There’s a lot of buildup to the torture we all know is coming (for us or them?), infusing the first half of the film with a projected sense of dread that’s more dreadful than it is fun. The result is an overriding sense that the film is more sick than scary, more revolting than revealing, more twisted than tantalizing. Horror flicks are meant to be startling and suspenseful, maybe even at times cringe-inducing, but there’s a fine line between horror that’s enjoyable with entertainment value, and horror that’s simply horrible.
Parents should know that besides being nearly unbearably graphic, this film shamelessly copycats many other recent horror films that offer copious scenes of bare skin along with the scares. More than one of the women in the film appears topless, and there is casual kissing and implied prostitution. With a build up that begins with one of the young women begging for her life in the very first scene and continues when the characters find handfuls of prescription drugs and stainless steel surgery equipment later on, the film reaches its climax with a sequence that rivals the Discovery Health Channel in surgery close-ups and soggy internal organs shots. If the thought of navigating multicolored organs in a soup of bright red blood with stainless steel utensils leaves you squeamish when it’s done to help people, it will have you ill when done to harm.

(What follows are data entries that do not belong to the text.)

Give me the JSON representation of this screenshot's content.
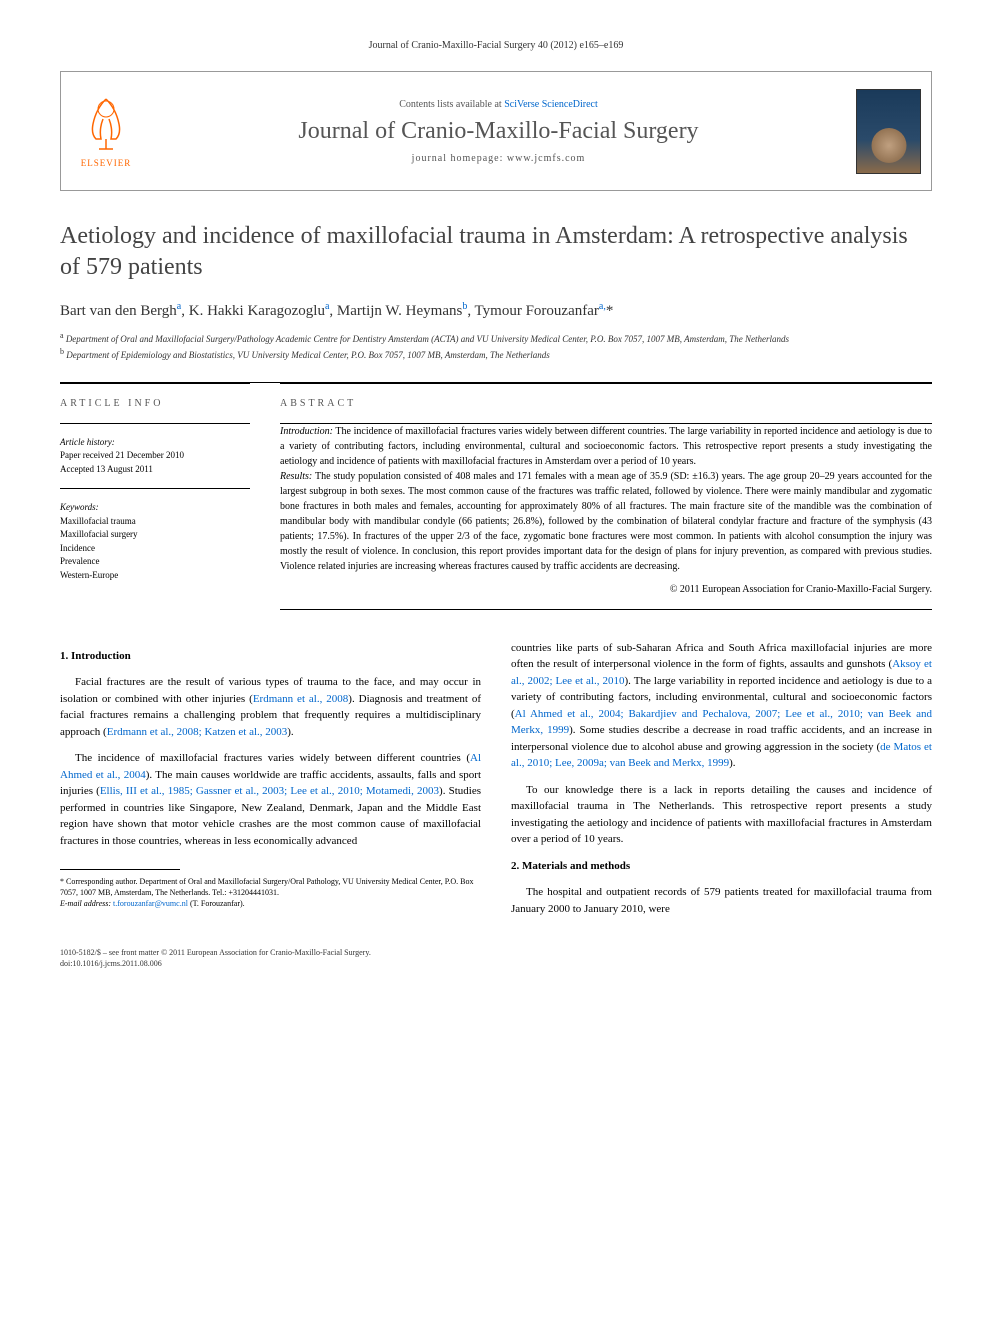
{
  "header_ref": "Journal of Cranio-Maxillo-Facial Surgery 40 (2012) e165–e169",
  "journal_box": {
    "contents_text": "Contents lists available at ",
    "contents_link": "SciVerse ScienceDirect",
    "journal_title": "Journal of Cranio-Maxillo-Facial Surgery",
    "homepage": "journal homepage: www.jcmfs.com",
    "elsevier_label": "ELSEVIER"
  },
  "article_title": "Aetiology and incidence of maxillofacial trauma in Amsterdam: A retrospective analysis of 579 patients",
  "authors_html": "Bart van den Bergh<sup>a</sup>, K. Hakki Karagozoglu<sup>a</sup>, Martijn W. Heymans<sup>b</sup>, Tymour Forouzanfar<sup>a,</sup><span class='star'>*</span>",
  "affiliations": {
    "a": "Department of Oral and Maxillofacial Surgery/Pathology Academic Centre for Dentistry Amsterdam (ACTA) and VU University Medical Center, P.O. Box 7057, 1007 MB, Amsterdam, The Netherlands",
    "b": "Department of Epidemiology and Biostatistics, VU University Medical Center, P.O. Box 7057, 1007 MB, Amsterdam, The Netherlands"
  },
  "info": {
    "heading": "ARTICLE INFO",
    "history_label": "Article history:",
    "received": "Paper received 21 December 2010",
    "accepted": "Accepted 13 August 2011",
    "keywords_label": "Keywords:",
    "keywords": [
      "Maxillofacial trauma",
      "Maxillofacial surgery",
      "Incidence",
      "Prevalence",
      "Western-Europe"
    ]
  },
  "abstract": {
    "heading": "ABSTRACT",
    "intro_label": "Introduction:",
    "intro": " The incidence of maxillofacial fractures varies widely between different countries. The large variability in reported incidence and aetiology is due to a variety of contributing factors, including environmental, cultural and socioeconomic factors. This retrospective report presents a study investigating the aetiology and incidence of patients with maxillofacial fractures in Amsterdam over a period of 10 years.",
    "results_label": "Results:",
    "results": " The study population consisted of 408 males and 171 females with a mean age of 35.9 (SD: ±16.3) years. The age group 20–29 years accounted for the largest subgroup in both sexes. The most common cause of the fractures was traffic related, followed by violence. There were mainly mandibular and zygomatic bone fractures in both males and females, accounting for approximately 80% of all fractures. The main fracture site of the mandible was the combination of mandibular body with mandibular condyle (66 patients; 26.8%), followed by the combination of bilateral condylar fracture and fracture of the symphysis (43 patients; 17.5%). In fractures of the upper 2/3 of the face, zygomatic bone fractures were most common. In patients with alcohol consumption the injury was mostly the result of violence. In conclusion, this report provides important data for the design of plans for injury prevention, as compared with previous studies. Violence related injuries are increasing whereas fractures caused by traffic accidents are decreasing.",
    "copyright": "© 2011 European Association for Cranio-Maxillo-Facial Surgery."
  },
  "body": {
    "intro_heading": "1. Introduction",
    "p1": "Facial fractures are the result of various types of trauma to the face, and may occur in isolation or combined with other injuries (",
    "p1_cite1": "Erdmann et al., 2008",
    "p1_b": "). Diagnosis and treatment of facial fractures remains a challenging problem that frequently requires a multidisciplinary approach (",
    "p1_cite2": "Erdmann et al., 2008; Katzen et al., 2003",
    "p1_c": ").",
    "p2": "The incidence of maxillofacial fractures varies widely between different countries (",
    "p2_cite1": "Al Ahmed et al., 2004",
    "p2_b": "). The main causes worldwide are traffic accidents, assaults, falls and sport injuries (",
    "p2_cite2": "Ellis, III et al., 1985; Gassner et al., 2003; Lee et al., 2010; Motamedi, 2003",
    "p2_c": "). Studies performed in countries like Singapore, New Zealand, Denmark, Japan and the Middle East region have shown that motor vehicle crashes are the most common cause of maxillofacial fractures in those countries, whereas in less economically advanced",
    "p3": "countries like parts of sub-Saharan Africa and South Africa maxillofacial injuries are more often the result of interpersonal violence in the form of fights, assaults and gunshots (",
    "p3_cite1": "Aksoy et al., 2002; Lee et al., 2010",
    "p3_b": "). The large variability in reported incidence and aetiology is due to a variety of contributing factors, including environmental, cultural and socioeconomic factors (",
    "p3_cite2": "Al Ahmed et al., 2004; Bakardjiev and Pechalova, 2007; Lee et al., 2010; van Beek and Merkx, 1999",
    "p3_c": "). Some studies describe a decrease in road traffic accidents, and an increase in interpersonal violence due to alcohol abuse and growing aggression in the society (",
    "p3_cite3": "de Matos et al., 2010; Lee, 2009a; van Beek and Merkx, 1999",
    "p3_d": ").",
    "p4": "To our knowledge there is a lack in reports detailing the causes and incidence of maxillofacial trauma in The Netherlands. This retrospective report presents a study investigating the aetiology and incidence of patients with maxillofacial fractures in Amsterdam over a period of 10 years.",
    "methods_heading": "2. Materials and methods",
    "p5": "The hospital and outpatient records of 579 patients treated for maxillofacial trauma from January 2000 to January 2010, were"
  },
  "footnote": {
    "corr_label": "* Corresponding author.",
    "corr_text": " Department of Oral and Maxillofacial Surgery/Oral Pathology, VU University Medical Center, P.O. Box 7057, 1007 MB, Amsterdam, The Netherlands. Tel.: +31204441031.",
    "email_label": "E-mail address:",
    "email": " t.forouzanfar@vumc.nl",
    "email_suffix": " (T. Forouzanfar)."
  },
  "footer": {
    "line1": "1010-5182/$ – see front matter © 2011 European Association for Cranio-Maxillo-Facial Surgery.",
    "line2": "doi:10.1016/j.jcms.2011.08.006"
  },
  "colors": {
    "link": "#0066cc",
    "elsevier": "#ff6600",
    "text": "#000000",
    "heading": "#444444"
  }
}
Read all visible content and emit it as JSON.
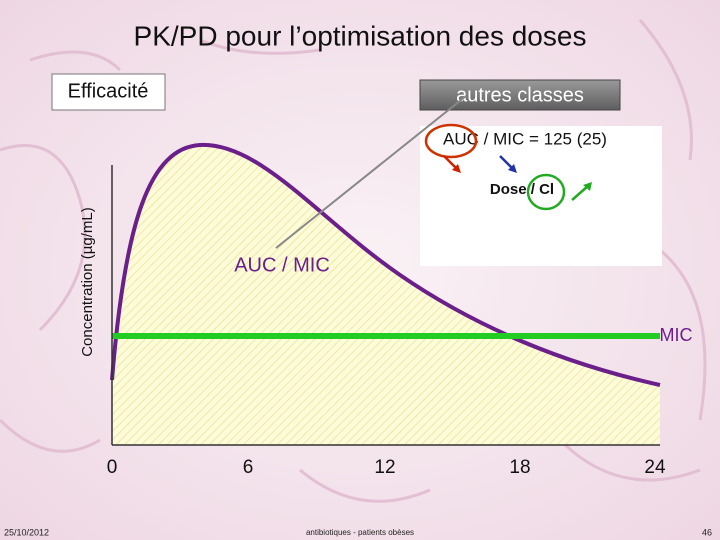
{
  "header": {
    "title": "PK/PD pour l’optimisation des doses"
  },
  "boxes": {
    "efficacy": "Efficacité",
    "other_classes": "autres classes"
  },
  "inset": {
    "formula": "AUC / MIC = 125 (25)",
    "dose": "Dose / Cl"
  },
  "chart": {
    "y_label": "Concentration (µg/mL)",
    "area_label": "AUC / MIC",
    "line_label": "MIC",
    "x_ticks": [
      "0",
      "6",
      "12",
      "18",
      "24"
    ]
  },
  "footer": {
    "date": "25/10/2012",
    "subject": "antibiotiques - patients obèses",
    "page": "46"
  }
}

Families who see this film might talk about the differing personalities in the film. Do the young tourists represent stereotypes? Could any of the personalities, such as the levelheaded brother who discourages recklessness and the Australian woman who travels alone and values her independence, be helpful and representative of often-neglected personality types? What are the motivations of the villains, and in what ways do they attempt to justify their actions? Kiko (played by Agles Steib), a young Brazilian entrusted with luring the backpackers to their final destination, finds himself affected by the tourists in a way he did not anticipate. How is this change of heart reflected in the film? What seemed to motivate his evolution from Pied Piper to cohort?
Families who enjoy this film might also enjoy the graphic films by writer/directory Eli Roth, such as Hostel and Hostel: Part II, as well as his semi-comedic 2002 release Cabin Fever.